Greenpeace, Third World Network and Genetic Resources Action International (GRAIN) stressed the need for a legally-binding international regulatory mechanism. The Third World Network proposed an addition supported by all three of the NGOs who had intervened: "They stressed the urgent need for a protocol because of the serious risks posed by the transboundary nature of the export of LMOs and examples were given that northern companies had already started carrying out hazardous genetic engineering experiments in the South. They also asked that the destabilizing socio- economic aspects of biosafety form part of such a protocol."
There was heated debate on the report of the discussion with regard to Article 19 (3) of the Convention, which requires the COP to consider the need for, and modalities of, a protocol. Protracted exchanges occurred on an amendment proposed by Germany, on behalf of the EU, that a "significant number" of delegations supported immediate work for a protocol, while "many others" stated that a process be initiated in order to come to an informed position regarding this issue. At one point, Mauritius called for a show of hands to lay the issue to rest. Australia recommended removing "many" and leaving "others."
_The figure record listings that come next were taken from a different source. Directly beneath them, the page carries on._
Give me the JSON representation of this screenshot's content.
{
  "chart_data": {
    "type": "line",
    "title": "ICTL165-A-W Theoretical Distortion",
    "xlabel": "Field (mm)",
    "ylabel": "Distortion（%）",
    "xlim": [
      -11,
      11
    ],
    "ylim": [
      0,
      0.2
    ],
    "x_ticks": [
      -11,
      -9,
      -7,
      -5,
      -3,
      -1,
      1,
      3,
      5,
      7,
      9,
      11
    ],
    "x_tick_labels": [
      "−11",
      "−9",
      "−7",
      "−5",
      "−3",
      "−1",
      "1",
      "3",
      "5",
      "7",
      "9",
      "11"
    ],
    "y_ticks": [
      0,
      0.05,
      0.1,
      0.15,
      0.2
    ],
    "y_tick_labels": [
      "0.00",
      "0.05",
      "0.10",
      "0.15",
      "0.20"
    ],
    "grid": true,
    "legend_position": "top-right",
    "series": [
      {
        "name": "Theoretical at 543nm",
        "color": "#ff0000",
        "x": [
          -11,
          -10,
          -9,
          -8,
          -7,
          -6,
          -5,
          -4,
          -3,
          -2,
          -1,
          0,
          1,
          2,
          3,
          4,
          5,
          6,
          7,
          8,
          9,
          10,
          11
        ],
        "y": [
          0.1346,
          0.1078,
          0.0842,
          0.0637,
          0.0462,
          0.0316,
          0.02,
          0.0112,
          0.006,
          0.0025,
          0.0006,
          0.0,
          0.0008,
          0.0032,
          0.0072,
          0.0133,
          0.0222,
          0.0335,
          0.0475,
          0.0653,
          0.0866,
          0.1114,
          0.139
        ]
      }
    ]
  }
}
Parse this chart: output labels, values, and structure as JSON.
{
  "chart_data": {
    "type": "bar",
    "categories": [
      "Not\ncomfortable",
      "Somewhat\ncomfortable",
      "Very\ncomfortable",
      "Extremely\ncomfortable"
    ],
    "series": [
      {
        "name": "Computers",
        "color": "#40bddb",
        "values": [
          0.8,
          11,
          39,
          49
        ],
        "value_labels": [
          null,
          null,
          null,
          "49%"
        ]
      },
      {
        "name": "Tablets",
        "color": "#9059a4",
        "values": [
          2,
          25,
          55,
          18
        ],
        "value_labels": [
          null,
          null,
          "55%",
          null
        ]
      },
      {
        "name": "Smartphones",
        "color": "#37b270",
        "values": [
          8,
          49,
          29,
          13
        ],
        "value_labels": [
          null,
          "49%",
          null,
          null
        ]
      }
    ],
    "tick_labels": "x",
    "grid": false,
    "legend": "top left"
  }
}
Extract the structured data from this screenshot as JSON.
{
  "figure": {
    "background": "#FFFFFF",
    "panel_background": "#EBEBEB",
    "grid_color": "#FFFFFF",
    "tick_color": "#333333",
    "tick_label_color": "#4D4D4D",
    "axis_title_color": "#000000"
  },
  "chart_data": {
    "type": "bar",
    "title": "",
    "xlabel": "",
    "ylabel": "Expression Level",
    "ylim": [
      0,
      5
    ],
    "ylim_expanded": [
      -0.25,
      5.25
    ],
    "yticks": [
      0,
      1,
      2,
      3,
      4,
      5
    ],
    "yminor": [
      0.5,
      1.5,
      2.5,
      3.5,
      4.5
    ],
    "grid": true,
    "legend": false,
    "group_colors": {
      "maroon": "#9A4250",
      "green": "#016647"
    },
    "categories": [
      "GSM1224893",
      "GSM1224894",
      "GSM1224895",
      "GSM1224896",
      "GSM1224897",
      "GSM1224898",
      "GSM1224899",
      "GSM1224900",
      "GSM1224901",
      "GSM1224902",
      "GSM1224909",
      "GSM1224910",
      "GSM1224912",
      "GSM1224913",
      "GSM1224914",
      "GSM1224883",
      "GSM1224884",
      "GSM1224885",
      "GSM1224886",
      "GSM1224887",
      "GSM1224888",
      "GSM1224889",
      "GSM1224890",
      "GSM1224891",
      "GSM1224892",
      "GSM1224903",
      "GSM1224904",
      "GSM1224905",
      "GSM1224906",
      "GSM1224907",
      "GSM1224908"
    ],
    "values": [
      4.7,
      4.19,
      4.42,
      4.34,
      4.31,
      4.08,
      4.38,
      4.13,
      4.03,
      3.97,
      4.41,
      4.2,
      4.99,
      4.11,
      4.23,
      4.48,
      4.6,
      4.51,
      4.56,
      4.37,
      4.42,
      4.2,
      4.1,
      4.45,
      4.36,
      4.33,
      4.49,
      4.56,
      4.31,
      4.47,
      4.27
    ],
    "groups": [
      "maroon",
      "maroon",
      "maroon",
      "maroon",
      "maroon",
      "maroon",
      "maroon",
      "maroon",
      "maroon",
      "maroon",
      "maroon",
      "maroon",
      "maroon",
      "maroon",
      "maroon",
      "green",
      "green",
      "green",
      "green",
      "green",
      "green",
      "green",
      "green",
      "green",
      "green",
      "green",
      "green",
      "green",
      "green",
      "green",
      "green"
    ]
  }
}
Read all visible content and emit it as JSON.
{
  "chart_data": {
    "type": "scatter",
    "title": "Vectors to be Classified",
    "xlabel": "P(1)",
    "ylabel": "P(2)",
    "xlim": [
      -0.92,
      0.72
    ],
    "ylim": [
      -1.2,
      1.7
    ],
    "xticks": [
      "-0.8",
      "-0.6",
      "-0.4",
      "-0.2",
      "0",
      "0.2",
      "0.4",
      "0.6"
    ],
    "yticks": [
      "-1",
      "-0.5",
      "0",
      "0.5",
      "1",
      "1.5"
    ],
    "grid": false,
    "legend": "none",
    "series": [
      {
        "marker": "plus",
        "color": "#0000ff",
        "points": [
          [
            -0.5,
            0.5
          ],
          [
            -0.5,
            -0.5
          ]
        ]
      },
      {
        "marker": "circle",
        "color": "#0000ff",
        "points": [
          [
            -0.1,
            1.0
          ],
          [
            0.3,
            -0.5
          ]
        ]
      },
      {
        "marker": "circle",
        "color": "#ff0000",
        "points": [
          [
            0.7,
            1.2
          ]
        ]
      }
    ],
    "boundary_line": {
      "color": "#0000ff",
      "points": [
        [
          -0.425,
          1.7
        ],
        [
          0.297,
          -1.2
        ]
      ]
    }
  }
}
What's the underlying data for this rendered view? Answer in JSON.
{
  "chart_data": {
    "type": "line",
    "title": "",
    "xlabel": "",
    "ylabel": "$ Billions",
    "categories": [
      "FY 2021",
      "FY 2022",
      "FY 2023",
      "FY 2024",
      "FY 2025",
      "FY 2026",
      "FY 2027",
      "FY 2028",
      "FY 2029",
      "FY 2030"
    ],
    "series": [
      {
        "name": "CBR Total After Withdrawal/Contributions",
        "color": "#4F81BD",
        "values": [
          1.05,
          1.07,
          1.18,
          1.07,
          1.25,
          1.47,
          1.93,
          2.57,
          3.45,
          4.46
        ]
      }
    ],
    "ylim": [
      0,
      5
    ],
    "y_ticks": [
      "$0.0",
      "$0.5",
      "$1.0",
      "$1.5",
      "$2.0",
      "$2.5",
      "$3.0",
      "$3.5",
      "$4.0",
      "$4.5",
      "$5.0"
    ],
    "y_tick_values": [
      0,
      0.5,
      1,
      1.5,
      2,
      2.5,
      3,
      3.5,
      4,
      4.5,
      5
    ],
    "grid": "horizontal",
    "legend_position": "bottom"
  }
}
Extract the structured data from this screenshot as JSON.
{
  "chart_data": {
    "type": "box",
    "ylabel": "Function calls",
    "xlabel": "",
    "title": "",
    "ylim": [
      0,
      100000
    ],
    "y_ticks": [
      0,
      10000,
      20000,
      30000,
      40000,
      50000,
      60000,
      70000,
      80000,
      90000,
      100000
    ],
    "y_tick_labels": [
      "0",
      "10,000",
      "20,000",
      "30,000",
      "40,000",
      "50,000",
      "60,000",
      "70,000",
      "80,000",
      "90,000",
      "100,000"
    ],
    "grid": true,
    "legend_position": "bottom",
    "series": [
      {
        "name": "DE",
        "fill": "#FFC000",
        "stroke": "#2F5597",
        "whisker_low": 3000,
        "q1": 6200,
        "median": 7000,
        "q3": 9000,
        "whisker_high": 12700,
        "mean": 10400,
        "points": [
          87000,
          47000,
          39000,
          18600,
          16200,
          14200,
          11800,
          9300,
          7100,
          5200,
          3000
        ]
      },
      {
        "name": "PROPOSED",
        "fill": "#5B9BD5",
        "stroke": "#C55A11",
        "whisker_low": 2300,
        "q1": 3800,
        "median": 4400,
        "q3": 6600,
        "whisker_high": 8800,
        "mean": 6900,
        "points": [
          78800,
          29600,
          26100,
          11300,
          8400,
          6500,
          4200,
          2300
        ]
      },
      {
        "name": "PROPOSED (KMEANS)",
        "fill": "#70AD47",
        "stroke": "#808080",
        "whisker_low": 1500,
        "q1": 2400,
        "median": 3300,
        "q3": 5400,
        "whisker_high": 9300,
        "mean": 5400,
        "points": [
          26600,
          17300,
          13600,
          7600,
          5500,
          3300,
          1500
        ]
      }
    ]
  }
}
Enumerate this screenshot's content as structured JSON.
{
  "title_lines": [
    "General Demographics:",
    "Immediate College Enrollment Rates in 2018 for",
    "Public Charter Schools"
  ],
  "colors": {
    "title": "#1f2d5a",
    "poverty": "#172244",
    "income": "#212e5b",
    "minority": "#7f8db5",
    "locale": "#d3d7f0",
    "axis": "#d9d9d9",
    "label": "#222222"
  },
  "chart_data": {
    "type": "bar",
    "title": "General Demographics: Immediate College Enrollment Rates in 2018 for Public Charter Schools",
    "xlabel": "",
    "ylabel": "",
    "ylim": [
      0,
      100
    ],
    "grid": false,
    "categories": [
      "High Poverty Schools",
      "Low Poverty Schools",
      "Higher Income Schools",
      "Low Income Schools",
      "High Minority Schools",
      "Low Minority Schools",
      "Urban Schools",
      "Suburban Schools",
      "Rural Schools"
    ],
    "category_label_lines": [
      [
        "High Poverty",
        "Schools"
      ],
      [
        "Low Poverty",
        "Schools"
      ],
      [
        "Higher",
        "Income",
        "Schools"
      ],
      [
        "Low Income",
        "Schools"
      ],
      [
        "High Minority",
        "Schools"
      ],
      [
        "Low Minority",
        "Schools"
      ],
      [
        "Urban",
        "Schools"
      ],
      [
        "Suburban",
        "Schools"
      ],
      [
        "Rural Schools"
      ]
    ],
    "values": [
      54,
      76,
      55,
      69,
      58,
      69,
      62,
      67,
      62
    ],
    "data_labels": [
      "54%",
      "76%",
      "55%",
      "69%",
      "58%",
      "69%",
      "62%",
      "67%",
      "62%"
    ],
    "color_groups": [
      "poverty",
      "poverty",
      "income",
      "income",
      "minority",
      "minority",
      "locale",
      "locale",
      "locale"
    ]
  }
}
Finally, a small group comprising of Germany, India, Mexico, Venezuela, the US, Australia, Kenya, Canada and Ethiopia was asked to find an adequate formulation. The small group managed to reach agreement on the following: "A significant number of delegations expressed support for the immediate work on a protocol while others expressed support that the COP should establish a step-by-step process to consider the need for, and modalities of, a protocol." Nevertheless, the Working Group could not accept this. India, on behalf of the G-77 and China, proposed another addition: "The G-77 and China were of the unanimous view to immediately work on a protocol on biosafety, while some others expressed support that the COP should establish a step-by-step process to consider the need for, and modalities of, a protocol." This led to more disagreement as some stated that it was not appropriate that text agreed on by consensus in the drafting group be reopened and that the views of the G-77 and China were being expressed subsequent to the group's discussion on the issue. Others stated that there was larger group to which the drafting group was accountable and indicated support for the G-77 and China. There was some confusion regarding the position of the East European Group, as they initially indicated support for a protocol, but later expressed support for a step-by-step approach. It was finally agreed to amend the drafting group's text to read: "In reaction to the proposal, the G-77 and China...."
The final report of Working Group I (UNEP/CBD/IC/2/ L.2/Add.3) notes that process for developing technical guidelines be set in motion and that biosafety component of the draft FAO International Code of Conduct constitute an input into the COP. But it was not clear what kind of working group should be recommended to COP in order to draft a protocol. The options include: an expert group with regional representation, an ad-hoc working group, an open-ended working group, or, alternatively, some combination of the above.